Первое представление собрало не только родителей, но и дворню и сопровождалось развеселым смехом и бурными хлопками. Правда, не обошлось без недоразумений: шут-лакомка уже протянул руку за яблоком, но так и не сорвал его — лопнула оживлявшая шута проволока; черти, взлетев на воздух, вдруг упали вниз без признаков жизни. Но находчивость никогда не оставляла Сашу. Явившись на сцену и и ловко объяснив зрителям наглое поведение шута и чертей, он так удачно связал его с дальнейшим действием пьесы, что публика не испытала ни малейшего разочарования.
— Ежели злые духи не хотят летать в воздухе, пусть бродят по земле. Отныне их место — там…
МАРТ 1810 — АПРЕЛЬ 1816
Брат — это друг, данный природой.
В середине марта 1810 года Сашу Бестужева вызвал к себе маркшейдер Гец и сказал:
— Собирайся домой. За тобой карета приехала.
Саша не понял.
— Как-с?
Гец улыбнулся его удивлению, кажется, впервые в жизни.
— Собирайся. Поедешь домой. Твой отец болен…
Александр Федосеевич Бестужев умер 20 марта 1810 года. Покойника обмыли, одели в артиллерийский мундир старого покроя и положили на стол. Пришли священники и громко откашливались, готовясь петь. Брат Николай стоял у двери, низко опустив темную голову. Мишель, Петруша, сестры, Прасковья Михайловна рыдали. Саша смотрел на суету, закипавшую вокруг умершего. Суета эта имела характер каких-то хлопотливо-мятежных забот. Было похоже на то, что люди, которые остались жить, нарочно усложняли свою деятельность, чтобы подчеркнуть разницу между собой и мертвым. Эта мысль потрясла Сашу.
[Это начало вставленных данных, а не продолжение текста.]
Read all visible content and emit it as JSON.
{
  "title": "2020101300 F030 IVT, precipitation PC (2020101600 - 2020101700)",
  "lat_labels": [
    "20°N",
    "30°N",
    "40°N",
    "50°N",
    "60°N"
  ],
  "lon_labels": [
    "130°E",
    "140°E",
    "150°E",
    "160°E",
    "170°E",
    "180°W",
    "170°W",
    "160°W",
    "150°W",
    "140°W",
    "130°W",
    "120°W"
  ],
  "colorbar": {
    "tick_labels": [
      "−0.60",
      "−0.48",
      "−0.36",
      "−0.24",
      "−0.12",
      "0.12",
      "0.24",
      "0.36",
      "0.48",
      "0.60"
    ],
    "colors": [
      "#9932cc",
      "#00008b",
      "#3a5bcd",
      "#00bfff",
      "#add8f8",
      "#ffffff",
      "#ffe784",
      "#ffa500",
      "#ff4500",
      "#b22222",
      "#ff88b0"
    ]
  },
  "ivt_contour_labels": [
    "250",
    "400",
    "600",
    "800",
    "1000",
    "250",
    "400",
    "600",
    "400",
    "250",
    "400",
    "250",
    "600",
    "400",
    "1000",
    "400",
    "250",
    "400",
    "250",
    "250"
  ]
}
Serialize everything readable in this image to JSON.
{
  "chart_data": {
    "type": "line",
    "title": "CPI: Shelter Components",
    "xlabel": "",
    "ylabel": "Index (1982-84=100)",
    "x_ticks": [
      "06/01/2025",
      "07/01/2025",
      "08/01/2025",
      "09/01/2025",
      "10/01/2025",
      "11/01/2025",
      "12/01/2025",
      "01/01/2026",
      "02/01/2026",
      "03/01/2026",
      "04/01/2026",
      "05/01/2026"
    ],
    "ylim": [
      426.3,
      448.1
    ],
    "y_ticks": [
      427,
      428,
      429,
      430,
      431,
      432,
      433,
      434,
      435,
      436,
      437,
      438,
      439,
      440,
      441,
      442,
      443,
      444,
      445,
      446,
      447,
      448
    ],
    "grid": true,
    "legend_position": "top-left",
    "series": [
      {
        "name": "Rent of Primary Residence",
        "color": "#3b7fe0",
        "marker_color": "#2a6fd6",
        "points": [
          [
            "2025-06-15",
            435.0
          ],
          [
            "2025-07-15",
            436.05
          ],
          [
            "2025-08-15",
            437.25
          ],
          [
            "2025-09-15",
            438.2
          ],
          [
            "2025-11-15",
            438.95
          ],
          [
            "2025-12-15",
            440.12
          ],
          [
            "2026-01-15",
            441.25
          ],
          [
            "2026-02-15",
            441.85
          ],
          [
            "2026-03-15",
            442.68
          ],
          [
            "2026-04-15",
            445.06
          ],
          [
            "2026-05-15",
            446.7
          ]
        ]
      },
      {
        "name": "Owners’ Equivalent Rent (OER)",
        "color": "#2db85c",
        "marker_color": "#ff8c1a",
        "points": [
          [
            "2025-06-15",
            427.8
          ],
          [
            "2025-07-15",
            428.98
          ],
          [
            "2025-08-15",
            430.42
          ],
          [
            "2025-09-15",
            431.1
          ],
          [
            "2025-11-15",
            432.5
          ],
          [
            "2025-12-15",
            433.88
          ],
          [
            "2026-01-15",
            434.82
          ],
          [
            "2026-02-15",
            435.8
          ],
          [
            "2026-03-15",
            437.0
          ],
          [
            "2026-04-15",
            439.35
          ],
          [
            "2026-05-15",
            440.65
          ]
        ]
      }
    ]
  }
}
Он кинулся вперед, чтобы сказать о том, как это ужасно, запретить наконец, и… не смог.
Его подняли с пола, бесчувственного вынесли в гостиную и опустили на диван.
Летом 1811 года, в одно из своих кратких появлений в семье, на Васильевском острове, Николай Бестужев сказал брату Александру:
— Хочешь, Саша, поплавать с нами на фрегате «Малый»? Ежели хочешь, могу взять.
Еще бы не хотеть! Фрегат «Малый» принадлежал Морскому корпусу и служил для практических летних занятий кадетов в море. Брат Николай шел в этот учебный поход в качестве корпусного офицера (он был произведен в мичманы в январе 1809 года), Мишель и Петруша — по долгу своей кадетской «службы», а Саша — просто в погоне за неизведанными впечатлениями и потому был всех счастливее.